I am trying to follow the health care reform debate with some difficulty, not the least because of the rather spotty and sensationalized reporting in the major and online media. I guess I think I know something about it, as a physician and medical school dean, and having read about it a fair amount over the years, but it's complex.
I recently have been more paranoid than I usually am (and when it comes to insurance industry I'm pretty suspicious) about the strategy of the insurance industry with health care reform, and I feel my democratic and progressive allies may be failing to think on the same devious level I am. That is, that the pubic option, as important as it is (I'm totally behind it if we can't get single payer on the table) is a trap being prepared by the insurance industry to:
a) discredit health reform in general and the pesky progressive people in particular
b) to assure greater and greater profits in the future.
How would that work? what has always challenged medicaid and medicare is that, by not covering the whole population (medicare only greater than 65 and medicaid people who are chronically disabled or impoverished) it is easy to make them look like failures of a government system. In other words, insure the cheapest group to insure under private insurance, and you can bury a whole lot of profits and inefficiency and look good compared to the government.
Now, if there is a regulation with teeth that states insurance companies can't deny based on pre-existing conditions and can't dump people once they're sick, that levels the playing field. So if you are a super wealthy, well funded multi corporate insurance industry with smart cynical people working for you, what might you do about pending threats to your business? You could make a big fuss about a public option (which actually is only a threat to you if you have to compete on something like a level playing field) and then bait and switch on a lobbying congressional level by saying "OK if we have to have a public option, we want a more watered down or removed regulation regarding pre-existing conditions and patient denial for major illness."
If that is worked out, then the public option becomes burdened with a very disproportionate load of risk and expense, and it is super easy to undermine it from the standpoint of the insurance industry. Even better, they don't have to carry the more expensive end of the health care cost of the country because it has all been shunted to a public option! Sweet, huh? I think they are laughing up their sleeves at us. So what should we be doing?
Obviously, make sure the pre-exisiting and patient dumping regulations have really sharp teeth and strong jaws to them. Second, start talking publicly about why public options and single payer plans work well in other countries (and they do). They carry the whole risk pool! If a public plan carries everyone and not the selected most costly ones of us who need care, then the overall cost is distributed across the spectrum, and it is relatively easy to control cost, with relatively less rationing of care.

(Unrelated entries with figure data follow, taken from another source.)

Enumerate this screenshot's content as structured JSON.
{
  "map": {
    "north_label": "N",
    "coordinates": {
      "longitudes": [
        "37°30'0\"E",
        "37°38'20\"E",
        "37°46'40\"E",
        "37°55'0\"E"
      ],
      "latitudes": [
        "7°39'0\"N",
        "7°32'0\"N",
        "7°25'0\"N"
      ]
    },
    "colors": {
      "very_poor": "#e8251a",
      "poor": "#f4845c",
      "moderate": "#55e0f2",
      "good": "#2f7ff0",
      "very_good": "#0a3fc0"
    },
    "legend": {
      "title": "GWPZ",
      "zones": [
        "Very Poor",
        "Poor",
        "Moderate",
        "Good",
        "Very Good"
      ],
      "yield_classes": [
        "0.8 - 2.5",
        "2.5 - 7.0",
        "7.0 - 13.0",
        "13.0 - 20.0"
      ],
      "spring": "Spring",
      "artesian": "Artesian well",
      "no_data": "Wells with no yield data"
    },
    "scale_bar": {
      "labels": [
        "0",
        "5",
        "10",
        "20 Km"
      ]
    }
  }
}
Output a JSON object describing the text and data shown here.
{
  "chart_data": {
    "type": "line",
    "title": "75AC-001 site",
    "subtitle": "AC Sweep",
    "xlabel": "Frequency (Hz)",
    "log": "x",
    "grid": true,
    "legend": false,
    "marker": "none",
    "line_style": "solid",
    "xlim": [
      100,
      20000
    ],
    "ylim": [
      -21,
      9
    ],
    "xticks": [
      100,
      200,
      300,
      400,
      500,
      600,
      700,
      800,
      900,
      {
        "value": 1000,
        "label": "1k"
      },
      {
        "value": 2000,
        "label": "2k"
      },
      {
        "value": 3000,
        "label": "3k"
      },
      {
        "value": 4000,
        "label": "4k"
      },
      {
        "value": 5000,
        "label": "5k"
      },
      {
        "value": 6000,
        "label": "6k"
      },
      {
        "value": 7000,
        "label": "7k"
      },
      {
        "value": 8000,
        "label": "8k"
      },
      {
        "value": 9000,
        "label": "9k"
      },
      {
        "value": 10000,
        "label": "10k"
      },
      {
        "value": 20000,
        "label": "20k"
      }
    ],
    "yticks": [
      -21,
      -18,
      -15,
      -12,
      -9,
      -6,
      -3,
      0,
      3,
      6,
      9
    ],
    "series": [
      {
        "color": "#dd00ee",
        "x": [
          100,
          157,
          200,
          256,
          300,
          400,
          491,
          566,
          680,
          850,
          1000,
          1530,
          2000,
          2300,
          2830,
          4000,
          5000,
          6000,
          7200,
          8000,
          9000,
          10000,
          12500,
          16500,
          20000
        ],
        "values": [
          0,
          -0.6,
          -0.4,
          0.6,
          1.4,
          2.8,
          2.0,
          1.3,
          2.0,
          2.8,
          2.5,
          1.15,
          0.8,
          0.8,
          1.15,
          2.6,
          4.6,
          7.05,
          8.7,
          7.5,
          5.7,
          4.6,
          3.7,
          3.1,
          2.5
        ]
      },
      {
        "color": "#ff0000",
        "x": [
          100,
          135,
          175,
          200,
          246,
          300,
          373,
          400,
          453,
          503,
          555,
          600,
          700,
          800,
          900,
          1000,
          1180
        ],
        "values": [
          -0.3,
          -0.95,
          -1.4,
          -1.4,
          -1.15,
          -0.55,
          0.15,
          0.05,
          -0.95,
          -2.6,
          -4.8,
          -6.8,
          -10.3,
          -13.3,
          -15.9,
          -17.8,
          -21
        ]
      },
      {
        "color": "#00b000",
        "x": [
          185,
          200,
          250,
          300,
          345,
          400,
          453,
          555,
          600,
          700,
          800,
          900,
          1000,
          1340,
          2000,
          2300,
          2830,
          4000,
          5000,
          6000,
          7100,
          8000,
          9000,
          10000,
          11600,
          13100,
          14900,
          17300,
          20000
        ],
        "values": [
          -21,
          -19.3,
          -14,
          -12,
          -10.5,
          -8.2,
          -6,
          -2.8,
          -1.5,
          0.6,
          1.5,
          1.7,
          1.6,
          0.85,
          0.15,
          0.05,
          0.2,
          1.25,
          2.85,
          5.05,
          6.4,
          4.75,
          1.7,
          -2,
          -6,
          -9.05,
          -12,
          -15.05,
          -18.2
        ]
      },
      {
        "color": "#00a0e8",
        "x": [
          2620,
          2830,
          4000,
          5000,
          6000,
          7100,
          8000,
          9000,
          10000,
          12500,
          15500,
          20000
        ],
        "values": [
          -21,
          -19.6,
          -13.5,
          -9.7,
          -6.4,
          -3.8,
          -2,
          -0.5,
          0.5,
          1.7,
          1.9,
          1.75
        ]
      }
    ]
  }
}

A public option has to be very competitive to achieve this, I think. But it wouldn't take much, because underneath all the industry bluster and lies is the fact the american health insurance industry is pretty disgraceful as businesses go. Very high administrative costs and low payouts. Arbitrary and unfriendly user interface and lots of ugly experiences. Still, a tiny poorly funded public option might be doomed, like any under capitalized business, to look bad and confirm the biases of the anti-public infrastructure crowd. Think about it, ask your congressional representatives and the Obama administration if they've got this perspective in their strategy.